Liver damage is a known side effect of the drug. But until now, no large studies had looked at how often latent TB treatment causes serious liver problems in the general population.
“The main goal of this study was to quantify the risk,” said lead researcher Dr. Benjamin A. Smith, of McGill University in Montreal. “We were able to get a real-world picture, so we can give meaningful information to patients.”
According to Smith, the findings suggest that with older adults, the risk of latent TB reactivation needs to be carefully weighed against the risk of liver damage from treatment.
“By definition, people with latent TB are well,” Smith said. “So you want to try to be sure that the benefits outweigh the risks before you treat.”
The picture can get complex, he noted. Along with the main risk factors for TB reactivation -- like chemotherapy and HIV infection -- there are some other conditions that can contribute. Diabetes and advanced kidney disease, for example, have effects on the immune system that could raise the odds of the TB bacteria becoming active.
Those conditions, which are quite common in the elderly, are relatively minor risk factors for TB reactivation, however.
“If you have someone who is 20 years old, you’re going to be much less concerned about liver damage. So you’re probably going to treat if they have diabetes, or any other risk factor,” Smith said. But with someone older than 65, he added, “it gets more complicated.”

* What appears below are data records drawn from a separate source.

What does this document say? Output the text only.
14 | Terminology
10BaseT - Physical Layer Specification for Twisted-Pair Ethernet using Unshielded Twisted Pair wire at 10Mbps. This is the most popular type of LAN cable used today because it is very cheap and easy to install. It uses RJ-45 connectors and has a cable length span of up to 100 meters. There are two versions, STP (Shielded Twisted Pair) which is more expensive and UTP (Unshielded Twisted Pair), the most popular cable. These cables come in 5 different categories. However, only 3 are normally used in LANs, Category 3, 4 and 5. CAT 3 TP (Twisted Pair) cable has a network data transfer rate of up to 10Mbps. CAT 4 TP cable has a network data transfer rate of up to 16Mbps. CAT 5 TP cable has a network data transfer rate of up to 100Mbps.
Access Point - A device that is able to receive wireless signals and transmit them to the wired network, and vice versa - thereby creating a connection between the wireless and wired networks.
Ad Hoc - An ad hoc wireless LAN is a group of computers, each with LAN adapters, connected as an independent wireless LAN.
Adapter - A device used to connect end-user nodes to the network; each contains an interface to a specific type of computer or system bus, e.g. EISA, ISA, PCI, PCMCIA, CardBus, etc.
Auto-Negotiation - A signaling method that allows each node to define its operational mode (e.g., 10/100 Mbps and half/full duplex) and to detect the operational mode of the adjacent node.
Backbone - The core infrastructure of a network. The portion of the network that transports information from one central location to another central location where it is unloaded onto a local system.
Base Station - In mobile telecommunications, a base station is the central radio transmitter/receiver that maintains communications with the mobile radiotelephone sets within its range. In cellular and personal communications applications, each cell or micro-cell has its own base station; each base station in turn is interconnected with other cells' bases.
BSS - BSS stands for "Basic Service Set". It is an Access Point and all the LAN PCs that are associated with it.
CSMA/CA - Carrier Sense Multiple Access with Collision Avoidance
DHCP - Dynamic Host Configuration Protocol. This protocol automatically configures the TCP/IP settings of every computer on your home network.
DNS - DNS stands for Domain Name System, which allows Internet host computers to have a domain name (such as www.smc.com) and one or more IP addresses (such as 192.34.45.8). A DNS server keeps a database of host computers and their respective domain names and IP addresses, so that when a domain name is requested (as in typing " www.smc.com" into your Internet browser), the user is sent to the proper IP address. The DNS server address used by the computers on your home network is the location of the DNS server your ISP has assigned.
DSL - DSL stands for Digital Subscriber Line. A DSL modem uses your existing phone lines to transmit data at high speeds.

The findings are based on government health records for Quebec’s 7.7 million residents. Between 1998 and 2003, a total of 9,145 residents were treated for latent TB. Smith and his colleagues matched each of those individuals with records from two people the same age and sex who were not treated for the infection.
Of all the people treated for latent TB, 45 ended up being hospitalized for liver damage. The diagnosis was typically non-infectious hepatitis -- liver inflammation not caused by a viral infection.
Adults older than 65 accounted for 22 of those 45 hospitalizations.
Older adults treated for latent TB were, not surprisingly, in poorer overall health than the comparison group. But even when the researchers accounted for medical conditions like cancer, diabetes and kidney disease, those treated for latent TB were still six times more likely to be hospitalized for liver damage than untreated older adults.
There was also a slightly higher rate of hospitalizations among 36- to 65-year-olds treated for latent TB, compared with those of the same age who were uninfected. But when other health problems were considered, the treatment itself was not clearly linked to increased risk.
The bottom line, according to Smith, is that older people diagnosed with latent TB should talk with their doctors about all the potential risks of treating, or not treating, it. One option could be to treat, and do monthly liver-function tests to detect any signs of damage early.
“It always boils down to the risks versus benefits for any one individual,” Smith said.
An estimated one-third of the world’s population carries latent TB, with it being most common in places like Russia, India, China, sub-Saharan Africa and parts of South America. In the U.S., an estimated 10 million to 15 million people have latent TB.
In Canada and the U.S., latent cases are typically detected when a person thought to be at risk of active TB undergoes a skin or blood test for the infection. That may be done when the individual has been exposed to someone with known or suspected TB, has risk factors for progression to active TB or is from a country with a high prevalence of TB.